Thursday, 03 June, 2021

Western Australia has recorded its first imprisonment under new workplace health and safety laws. Mark Thomas Withers, the director of a shed building company, is the first person to be sentenced to a term of imprisonment under the new laws, over the 2020 death of a young worker and the serious injury of another. Withers has been sentenced to two years and two months’ imprisonment and will serve eight months of the sentence immediately, with the remaining 18 months suspended for 12 months. Withers was also fined $2250 for operating a crane without the appropriate licence.

The term of imprisonment of two years and two months is the longest term of imprisonment ever imposed for a work safety and health offence in Australia, and the eight-month immediate-term of imprisonment is also the longest ever immediate term imposed for a work safety and health offence in Australia.

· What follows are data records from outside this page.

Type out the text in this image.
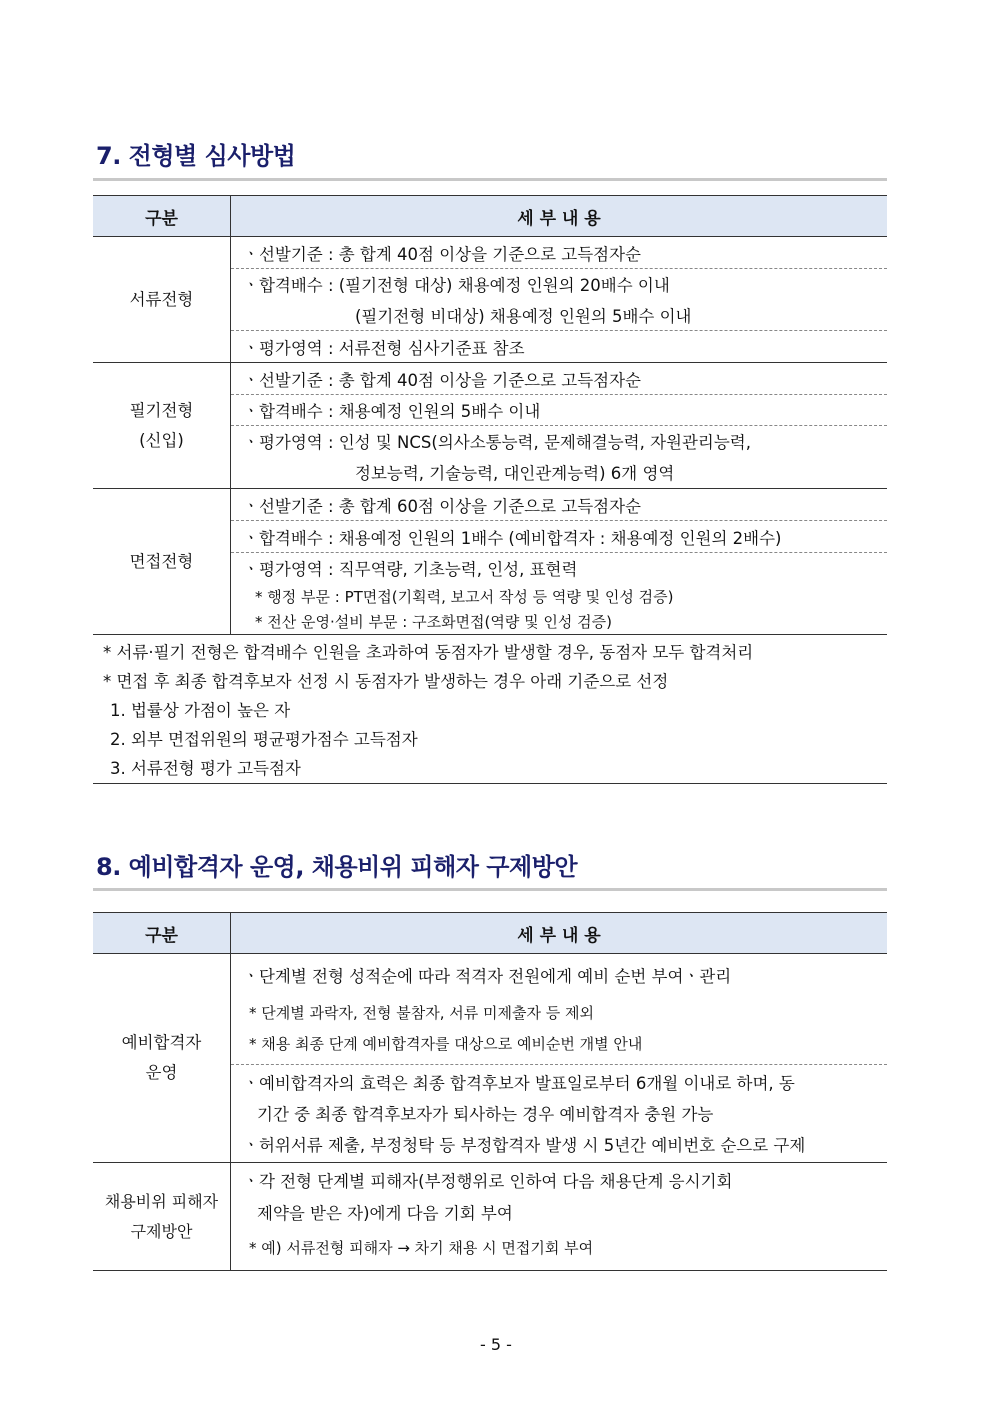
7. 전형별 심사방법
구분	세 부 내 용
서류전형	ㆍ선발기준 : 총 합계 40점 이상을 기준으로 고득점자순
	ㆍ합격배수 : (필기전형 대상) 채용예정 인원의 20배수 이내
	(필기전형 비대상) 채용예정 인원의 5배수 이내
	ㆍ평가영역 : 서류전형 심사기준표 참조

필기전형
(신입)	ㆍ선발기준 : 총 합계 40점 이상을 기준으로 고득점자순
	ㆍ합격배수 : 채용예정 인원의 5배수 이내
	ㆍ평가영역 : 인성 및 NCS(의사소통능력, 문제해결능력, 자원관리능력,
	정보능력, 기술능력, 대인관계능력) 6개 영역
면접전형	ㆍ선발기준 : 총 합계 60점 이상을 기준으로 고득점자순
	ㆍ합격배수 : 채용예정 인원의 1배수 (예비합격자 : 채용예정 인원의 2배수)
	ㆍ평가영역 : 직무역량, 기초능력, 인성, 표현력
	* 행정 부문 : PT면접(기획력, 보고서 작성 등 역량 및 인성 검증)
	* 전산 운영·설비 부문 : 구조화면접(역량 및 인성 검증)
* 서류·필기 전형은 합격배수 인원을 초과하여 동점자가 발생할 경우, 동점자 모두 합격처리
* 면접 후 최종 합격후보자 선정 시 동점자가 발생하는 경우 아래 기준으로 선정
1. 법률상 가점이 높은 자
2. 외부 면접위원의 평균평가점수 고득점자
3. 서류전형 평가 고득점자
8. 예비합격자 운영, 채용비위 피해자 구제방안
구분	세 부 내 용

예비합격자
운영	ㆍ단계별 전형 성적순에 따라 적격자 전원에게 예비 순번 부여ㆍ관리
	* 단계별 과락자, 전형 불참자, 서류 미제출자 등 제외
	* 채용 최종 단계 예비합격자를 대상으로 예비순번 개별 안내
	ㆍ예비합격자의 효력은 최종 합격후보자 발표일로부터 6개월 이내로 하며, 동
	기간 중 최종 합격후보자가 퇴사하는 경우 예비합격자 충원 가능
	ㆍ허위서류 제출, 부정청탁 등 부정합격자 발생 시 5년간 예비번호 순으로 구제

채용비위 피해자
구제방안	ㆍ각 전형 단계별 피해자(부정행위로 인하여 다음 채용단계 응시기회
	제약을 받은 자)에게 다음 기회 부여
	* 예) 서류전형 피해자 → 차기 채용 시 면접기회 부여
- 5 -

MT Sheds and Withers pleaded guilty to seven separate charges, including charges in relation to the death of Jake Williams and serious injuries to Fraser Pinchin in 2020. The charges included one of gross negligence against MT Sheds, for which the company was fined $550,000. Withers also pleaded guilty to a charge that the company’s offence occurred with his consent or was attributable to his neglect. It was on this charge that Withers was sentenced to imprisonment.

Other charges were that neither Withers nor either of the two employees involved in the incident held high-risk work licences for the work they were performing, and that MT Sheds allowed Williams to perform construction work when he did not hold a construction induction training certificate (‘white card’). MT Sheds was fined $55,000 for these breaches of the Occupational Safety and Health Regulations. The fines are the highest under the Occupational Safety and Health Act, following the state government’s increase in penalties for breaches of the workplace safety laws in 2018.

WorkSafe WA Commissioner Darren Kavanagh said that culpability for a work-related death did not get much worse than in this case.

“Mr Withers completely failed in every sense to provide a safe workplace for his employees, and as a consequence a young man lost his life and a family lost a loved one,” said Kavanagh.

The incident occurred when two workers were installing roof sheets on a large machinery shed they were constructing on a farm for agricultural purposes, without safety control measures in place. A strong wind or willy-willy lifted a sheet from the pack of roof sheets near the workers, causing them both to fall from a significant height.

Williams fell approximately nine metres from the apex of the roof, suffering fatal injuries, while Pinchin fell around seven metres from the roof’s edge near the gutter line, suffering multiple fractures of the pelvis, hip, wrist and ribs.

“The state government is committed to improving workplace safety laws, including ensuring that significant penalties are available to provide incentive to comply with these laws and ensure that community expectations are met,” said Kavanagh. “Even so, there are no winners in situations like these.